ETA2022 Oral Presentations Oral Session 3: Advanced Thyroid Cancer (5 abstracts)
1Instituto Português de Oncologia de Lisboa, Instituto Português de Oncologia de Lisboa Francisco Gentil, Endocrinology, Lisbon, Portugal; 2Instituto Portugues de Oncologia Francisco Gentil, Unidade de Investigação Em Patobiologia Molecular, Portugal; 3Instituto Portugues de Oncologia Francisco Gentil, Pathology, Portugal; 4Unidade de Investigação Em Patobiologia Molecular, Instituto Português de Oncologia de Lisboa Francisco Gentil, Instituto Portugues de Oncologia Francisco Gentil, Unidade de Investigação Em Patobiologia Molecular Ipolfg (Uipm), Portugal; 5Instituto Portugues de Oncologia Francisco Gentil, 2unidade de Investigação Em Patobiologia Molecular Ipolfg (Uipm), Portugal; 6Instituto Portugues de Oncologia Francisco Gentil, Radiology, Portugal; 7Servico de Endocrinologia, Instituto Português de Oncologia de Lisboa, Nova Medical School | Faculdade de Ciências Médicas, Lisboa Codex, Portugal; 8Unidade de Investigação Em Patobiologia Molecular (Uipm), Instituto Português de Oncologia de Lisboa Francisco Gentil, Unidade de Investigação Em Patobiologia Molecular Ipolfg (Uipm), Lisboa, Portugal
Introduction and objectives: Anaplastic thyroid cancer (ATC) has a very low overall survival (OS) and progression free survival (PFS) due to fast growth and resistance to non-target therapies. A recent phase II study showed a dramatic increase in OS and PFS of BRAF V600E mutated ATC patients treated with Dabrafenib and Trametinib (DT). However as commonly reported in melanoma durable responses in ATC may be compromised by resistance mechanisms. Until now only a few case reports and a small case series has been published. We present our experience with DT in BRAF-positive ATC patients and compare the outcomes with usual therapy. In addition, we studied the molecular alterations at baseline and during progression in DT group.

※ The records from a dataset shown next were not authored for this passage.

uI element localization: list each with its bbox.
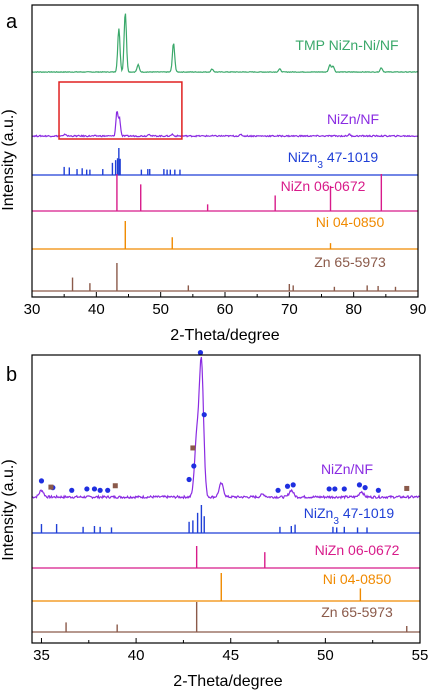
series-nizn-06-0672: NiZn 06-0672 bbox=[32, 542, 420, 569]
x-tick-label: 40 bbox=[88, 301, 105, 318]
series-nizn3-47-1019: NiZn3 47-1019 bbox=[32, 148, 418, 176]
zn-marker bbox=[404, 485, 410, 491]
panel-a-frame bbox=[31, 4, 419, 298]
pattern-line bbox=[31, 111, 419, 138]
nizn3-marker bbox=[97, 487, 103, 493]
series-label: Ni 04-0850 bbox=[316, 214, 385, 230]
series-label: NiZn/NF bbox=[327, 111, 379, 127]
series-label: NiZn 06-0672 bbox=[281, 178, 366, 194]
x-tick-label: 80 bbox=[345, 301, 362, 318]
series-label: Zn 65-5973 bbox=[321, 604, 393, 620]
x-tick-label: 55 bbox=[412, 647, 429, 664]
nizn3-marker bbox=[191, 463, 197, 469]
nizn3-marker bbox=[375, 487, 381, 493]
panel-a-plot: 30 40 50 60 70 80 90 TMP NiZn-Ni/NF NiZn/NF NiZn3… bbox=[24, 13, 427, 318]
nizn3-marker bbox=[186, 476, 192, 483]
nizn3-marker bbox=[38, 478, 45, 484]
nizn3-marker bbox=[105, 487, 111, 493]
nizn3-marker bbox=[91, 486, 98, 492]
x-tick-label: 40 bbox=[128, 647, 145, 664]
series-nizn-nf: NiZn/NF bbox=[31, 111, 419, 138]
x-tick-label: 35 bbox=[33, 647, 50, 664]
x-tick-label: 30 bbox=[24, 301, 41, 318]
series-zn-65-5973: Zn 65-5973 bbox=[32, 602, 420, 633]
panel-b-xlabel: 2-Theta/degree bbox=[173, 673, 283, 690]
panel-a-xlabel: 2-Theta/degree bbox=[170, 327, 280, 344]
nizn3-marker bbox=[326, 486, 332, 492]
nizn3-marker bbox=[356, 482, 363, 488]
nizn3-marker bbox=[201, 412, 207, 418]
series-nizn3-47-1019: NiZn3 47-1019 bbox=[32, 505, 420, 534]
nizn3-marker bbox=[290, 482, 296, 488]
nizn3-marker bbox=[284, 483, 291, 489]
highlight-box bbox=[58, 81, 183, 140]
series-ni-04-0850: Ni 04-0850 bbox=[32, 571, 420, 602]
series-ni-04-0850: Ni 04-0850 bbox=[32, 214, 418, 250]
nizn3-marker bbox=[362, 485, 368, 491]
x-tick-label: 50 bbox=[317, 647, 334, 664]
series-label: NiZn/NF bbox=[321, 461, 373, 477]
nizn3-marker bbox=[197, 350, 204, 356]
x-tick-label: 90 bbox=[410, 301, 427, 318]
zn-marker bbox=[190, 445, 196, 451]
series-tmp-nizn-ni-nf: TMP NiZn-Ni/NF bbox=[32, 13, 418, 74]
series-label: NiZn3 47-1019 bbox=[304, 505, 395, 527]
nizn3-marker bbox=[332, 486, 338, 492]
x-tick-label: 50 bbox=[152, 301, 169, 318]
panel-a: a Intensity (a.u.) 2-Theta/degree 30 40 50… bbox=[0, 4, 427, 344]
nizn3-marker bbox=[341, 486, 347, 492]
nizn3-marker bbox=[69, 487, 75, 493]
panel-a-ylabel: Intensity (a.u.) bbox=[0, 109, 17, 210]
series-label: NiZn3 47-1019 bbox=[288, 149, 379, 171]
x-tick-label: 45 bbox=[222, 647, 239, 664]
panel-a-label: a bbox=[6, 11, 18, 33]
panel-b-ylabel: Intensity (a.u.) bbox=[0, 459, 17, 560]
nizn3-marker bbox=[275, 487, 281, 493]
pattern-line bbox=[32, 13, 418, 74]
series-label: Ni 04-0850 bbox=[323, 571, 392, 587]
series-label: NiZn 06-0672 bbox=[315, 542, 400, 558]
zn-marker bbox=[48, 484, 54, 490]
series-label: Zn 65-5973 bbox=[314, 254, 386, 270]
nizn3-marker bbox=[84, 486, 90, 492]
x-tick-label: 70 bbox=[281, 301, 298, 318]
x-tick-label: 60 bbox=[217, 301, 234, 318]
zn-marker bbox=[112, 483, 118, 489]
panel-b-label: b bbox=[6, 364, 17, 386]
panel-b-plot: 35 40 45 50 55 NiZn/NF NiZn3 47-1019 NiZn 06-06… bbox=[31, 350, 429, 664]
panel-b: b Intensity (a.u.) 2-Theta/degree 35 40 45… bbox=[0, 350, 428, 690]
series-zn-65-5973: Zn 65-5973 bbox=[32, 254, 418, 292]
series-nizn-nf: NiZn/NF bbox=[31, 350, 421, 500]
panel-b-frame bbox=[31, 354, 421, 644]
series-label: TMP NiZn-Ni/NF bbox=[295, 37, 398, 53]
series-nizn-06-0672: NiZn 06-0672 bbox=[32, 174, 418, 212]
pattern-line bbox=[31, 356, 421, 500]
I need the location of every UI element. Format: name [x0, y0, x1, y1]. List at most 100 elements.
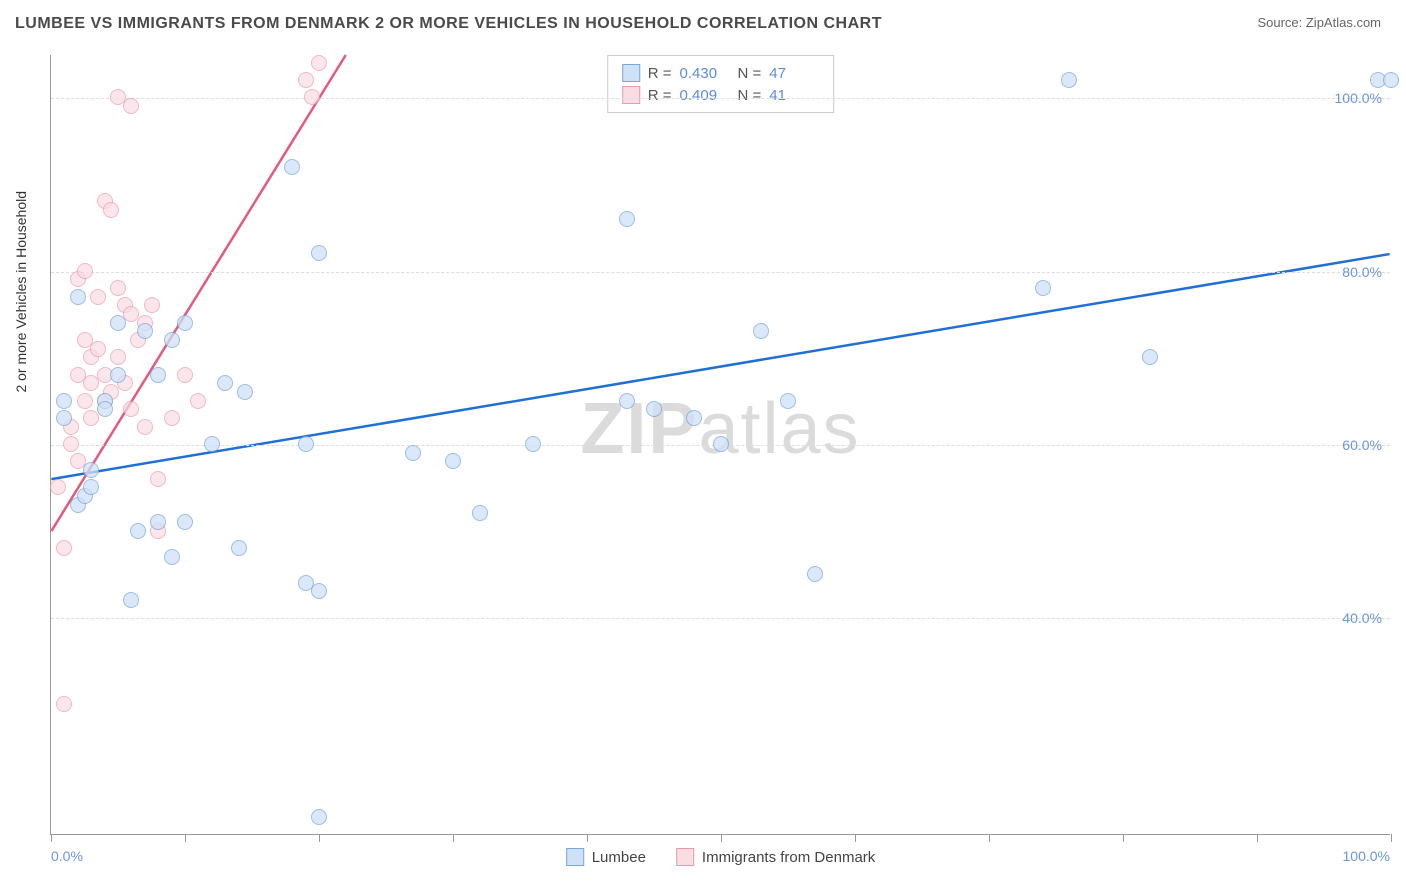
data-point [1061, 72, 1077, 88]
data-point [298, 72, 314, 88]
data-point [177, 315, 193, 331]
data-point [110, 280, 126, 296]
data-point [311, 809, 327, 825]
y-tick-label: 100.0% [1335, 90, 1382, 106]
data-point [90, 289, 106, 305]
data-point [284, 159, 300, 175]
x-tick [1391, 834, 1392, 842]
data-point [90, 341, 106, 357]
legend-swatch [676, 848, 694, 866]
data-point [190, 393, 206, 409]
data-point [164, 549, 180, 565]
data-point [177, 514, 193, 530]
data-point [298, 436, 314, 452]
gridline [51, 98, 1390, 99]
data-point [1035, 280, 1051, 296]
data-point [77, 263, 93, 279]
data-point [137, 323, 153, 339]
data-point [472, 505, 488, 521]
x-tick [989, 834, 990, 842]
y-tick-label: 60.0% [1342, 437, 1382, 453]
data-point [150, 471, 166, 487]
data-point [619, 211, 635, 227]
stats-row: R = 0.430 N = 47 [622, 62, 820, 84]
data-point [231, 540, 247, 556]
r-value: 0.430 [680, 65, 730, 82]
data-point [177, 367, 193, 383]
y-tick-label: 40.0% [1342, 610, 1382, 626]
data-point [123, 592, 139, 608]
r-value: 0.409 [680, 87, 730, 104]
data-point [110, 367, 126, 383]
data-point [150, 514, 166, 530]
data-point [150, 367, 166, 383]
n-label: N = [738, 65, 762, 82]
data-point [304, 89, 320, 105]
data-point [97, 401, 113, 417]
x-tick [855, 834, 856, 842]
legend-label: Lumbee [592, 849, 646, 866]
r-label: R = [648, 87, 672, 104]
data-point [525, 436, 541, 452]
n-value: 41 [769, 87, 819, 104]
data-point [217, 375, 233, 391]
series-swatch [622, 86, 640, 104]
gridline [51, 272, 1390, 273]
data-point [110, 349, 126, 365]
data-point [130, 523, 146, 539]
x-tick [185, 834, 186, 842]
data-point [56, 696, 72, 712]
scatter-chart: 2 or more Vehicles in Household ZIPatlas… [50, 55, 1390, 835]
source-attribution: Source: ZipAtlas.com [1257, 15, 1381, 30]
stats-row: R = 0.409 N = 41 [622, 84, 820, 106]
legend-item: Immigrants from Denmark [676, 848, 875, 866]
data-point [56, 410, 72, 426]
x-tick [51, 834, 52, 842]
data-point [311, 245, 327, 261]
data-point [83, 462, 99, 478]
legend-item: Lumbee [566, 848, 646, 866]
data-point [123, 401, 139, 417]
data-point [103, 202, 119, 218]
data-point [311, 583, 327, 599]
data-point [137, 419, 153, 435]
x-tick [453, 834, 454, 842]
r-label: R = [648, 65, 672, 82]
data-point [753, 323, 769, 339]
data-point [164, 410, 180, 426]
data-point [1383, 72, 1399, 88]
y-axis-title: 2 or more Vehicles in Household [13, 190, 29, 392]
legend-swatch [566, 848, 584, 866]
data-point [405, 445, 421, 461]
data-point [237, 384, 253, 400]
data-point [445, 453, 461, 469]
data-point [123, 98, 139, 114]
x-tick [587, 834, 588, 842]
data-point [70, 289, 86, 305]
series-legend: Lumbee Immigrants from Denmark [566, 848, 876, 866]
data-point [619, 393, 635, 409]
data-point [1142, 349, 1158, 365]
data-point [56, 540, 72, 556]
data-point [780, 393, 796, 409]
data-point [204, 436, 220, 452]
n-value: 47 [769, 65, 819, 82]
stats-legend-box: R = 0.430 N = 47 R = 0.409 N = 41 [607, 55, 835, 113]
x-tick [1257, 834, 1258, 842]
data-point [50, 479, 66, 495]
data-point [311, 55, 327, 71]
n-label: N = [738, 87, 762, 104]
data-point [63, 436, 79, 452]
data-point [144, 297, 160, 313]
x-axis-end-label: 100.0% [1343, 848, 1390, 864]
y-tick-label: 80.0% [1342, 264, 1382, 280]
data-point [56, 393, 72, 409]
chart-title: LUMBEE VS IMMIGRANTS FROM DENMARK 2 OR M… [15, 15, 882, 33]
legend-label: Immigrants from Denmark [702, 849, 875, 866]
x-tick [721, 834, 722, 842]
data-point [77, 393, 93, 409]
data-point [686, 410, 702, 426]
data-point [646, 401, 662, 417]
x-axis-start-label: 0.0% [51, 848, 83, 864]
data-point [164, 332, 180, 348]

Materials and methods: ATC patients treated between May 2018 and October 2021 were included. BRAF positive patients underwent next generation sequencing (NGS) at baseline and at progression. Bioinformatic analyses filtered and selected relevant somatic genomic variants. Patients were classified in the following groups: BRAF WT under compassionate care (CC); BRAF wild type (WT) under multimodal therapy (MT) with surgery, radiotherapy ± chemotherapy or lenvatinib and BRAF V600E treated with DT. Response was assessed monthly in the first 6 months and then every 3 months by RECIST 1.1: OS, PFS, duration of response (DOR) was estimated with Kaplan-Meier method and compared with log-rank test.

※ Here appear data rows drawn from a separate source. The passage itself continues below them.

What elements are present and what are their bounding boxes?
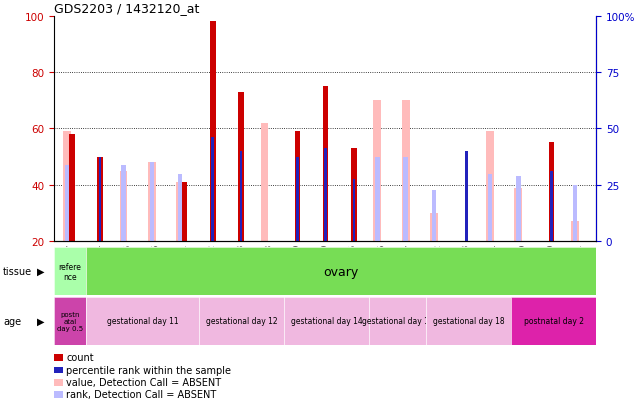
Bar bbox=[176, 183, 184, 242]
Bar bbox=[119, 171, 128, 242]
Bar bbox=[69, 135, 74, 242]
Bar bbox=[323, 87, 328, 242]
Bar bbox=[572, 185, 577, 242]
Bar bbox=[178, 174, 182, 242]
Bar bbox=[324, 149, 327, 242]
Bar bbox=[99, 157, 101, 242]
Text: gestational day 11: gestational day 11 bbox=[107, 317, 178, 325]
Text: gestational day 18: gestational day 18 bbox=[433, 317, 504, 325]
Text: ▶: ▶ bbox=[37, 266, 45, 277]
Bar bbox=[238, 93, 244, 242]
Bar bbox=[465, 152, 468, 242]
Bar bbox=[147, 163, 156, 242]
Bar bbox=[121, 166, 126, 242]
Text: gestational day 14: gestational day 14 bbox=[291, 317, 363, 325]
Bar bbox=[515, 188, 522, 242]
Text: ovary: ovary bbox=[323, 265, 358, 278]
Bar bbox=[351, 149, 356, 242]
Text: count: count bbox=[66, 352, 94, 362]
Bar bbox=[63, 132, 71, 242]
Text: gestational day 12: gestational day 12 bbox=[206, 317, 278, 325]
Text: tissue: tissue bbox=[3, 266, 32, 277]
Bar bbox=[402, 101, 410, 242]
Text: gestational day 16: gestational day 16 bbox=[362, 317, 433, 325]
Text: value, Detection Call = ABSENT: value, Detection Call = ABSENT bbox=[66, 377, 221, 387]
Bar bbox=[430, 214, 438, 242]
Bar bbox=[65, 166, 69, 242]
Text: percentile rank within the sample: percentile rank within the sample bbox=[66, 365, 231, 375]
Bar bbox=[149, 163, 154, 242]
Text: GDS2203 / 1432120_at: GDS2203 / 1432120_at bbox=[54, 2, 200, 15]
Bar bbox=[353, 180, 355, 242]
Bar bbox=[182, 183, 187, 242]
Bar bbox=[261, 123, 269, 242]
Text: refere
nce: refere nce bbox=[59, 262, 81, 281]
Text: rank, Detection Call = ABSENT: rank, Detection Call = ABSENT bbox=[66, 389, 216, 399]
Bar bbox=[550, 171, 553, 242]
Text: age: age bbox=[3, 316, 21, 326]
Bar bbox=[374, 101, 381, 242]
Bar bbox=[295, 132, 300, 242]
Text: postn
atal
day 0.5: postn atal day 0.5 bbox=[57, 311, 83, 331]
Bar bbox=[240, 152, 242, 242]
Bar bbox=[210, 22, 215, 242]
Bar bbox=[97, 157, 103, 242]
Bar bbox=[571, 222, 579, 242]
Bar bbox=[403, 157, 408, 242]
Bar bbox=[375, 157, 379, 242]
Bar bbox=[487, 132, 494, 242]
Text: ▶: ▶ bbox=[37, 316, 45, 326]
Bar bbox=[296, 157, 299, 242]
Bar bbox=[488, 174, 492, 242]
Bar bbox=[516, 177, 520, 242]
Text: postnatal day 2: postnatal day 2 bbox=[524, 317, 583, 325]
Bar bbox=[212, 138, 214, 242]
Bar bbox=[431, 191, 436, 242]
Bar bbox=[549, 143, 554, 242]
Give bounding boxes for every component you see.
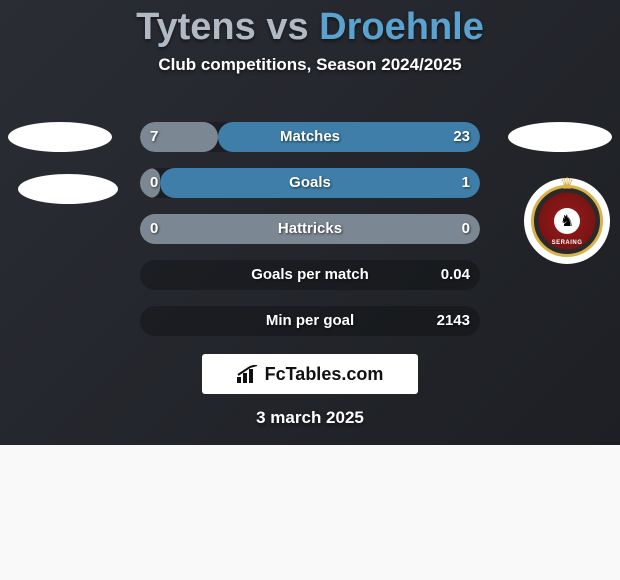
- stat-row: 7Matches23: [140, 122, 480, 152]
- stat-row: 0Hattricks0: [140, 214, 480, 244]
- crown-icon: ♛: [560, 174, 574, 194]
- lion-icon: ♞: [554, 208, 580, 234]
- player-left-placeholder-1: [8, 122, 112, 152]
- stat-value-right: 0.04: [441, 260, 470, 290]
- stat-value-right: 1: [462, 168, 470, 198]
- stat-rows: 7Matches230Goals10Hattricks0Goals per ma…: [140, 122, 480, 352]
- footer-brand-text: FcTables.com: [265, 364, 384, 385]
- stat-row: Goals per match0.04: [140, 260, 480, 290]
- stat-row: 0Goals1: [140, 168, 480, 198]
- player-right-placeholder: [508, 122, 612, 152]
- player-left-name: Tytens: [136, 6, 256, 48]
- stat-label: Goals per match: [140, 260, 480, 290]
- footer-brand[interactable]: FcTables.com: [202, 354, 418, 394]
- title: Tytens vs Droehnle: [0, 0, 620, 49]
- stat-value-right: 23: [453, 122, 470, 152]
- stat-value-right: 0: [462, 214, 470, 244]
- club-badge-text: SERAING: [534, 240, 600, 246]
- comparison-card: Tytens vs Droehnle Club competitions, Se…: [0, 0, 620, 445]
- club-badge-inner: ♛ ♞ SERAING: [531, 185, 603, 257]
- stat-label: Matches: [140, 122, 480, 152]
- player-left-placeholder-2: [18, 174, 118, 204]
- stat-label: Goals: [140, 168, 480, 198]
- club-badge: ♛ ♞ SERAING: [524, 178, 610, 264]
- player-right-name: Droehnle: [319, 6, 484, 48]
- stat-row: Min per goal2143: [140, 306, 480, 336]
- date-text: 3 march 2025: [0, 408, 620, 428]
- subtitle: Club competitions, Season 2024/2025: [0, 55, 620, 75]
- chart-icon: [237, 365, 259, 383]
- stat-value-right: 2143: [437, 306, 470, 336]
- stat-label: Hattricks: [140, 214, 480, 244]
- vs-text: vs: [256, 6, 319, 48]
- stat-label: Min per goal: [140, 306, 480, 336]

Results: 27 ATC patients were included (CC=10, MT=8 and DT=9). Median follow-up was 24, 96 and 410 days for CC, MT and DT respectively due to differences in survival time. Median OS was 39, 156 and 475 days for CC, MT and DT respectively (P<0.001). At 12 months only patients in the DT group were alive (71%). Median PFS and DOR were 270 and 215 days, respectively (MT group<32 days) (P<0.001). In the DT group only 1 patient needed trametinib dose reduction to 225 mg/d and no G3 adverse events were reported. Molecular profiling by NGS showed that the nine patients in the DT group had a BRAF V600E and a TERTp mutation at baseline. In one of the four clinical disease progressions during DT treatment a pathogenic NRAS mutation was found.
Conclusions: Our results show a significant real-world efficacy of DT in both OS and PFS compared with contemporary standard treatment with a good safety profile. Molecular profiling allowed the patient with RAS mutations to change treatment strategy.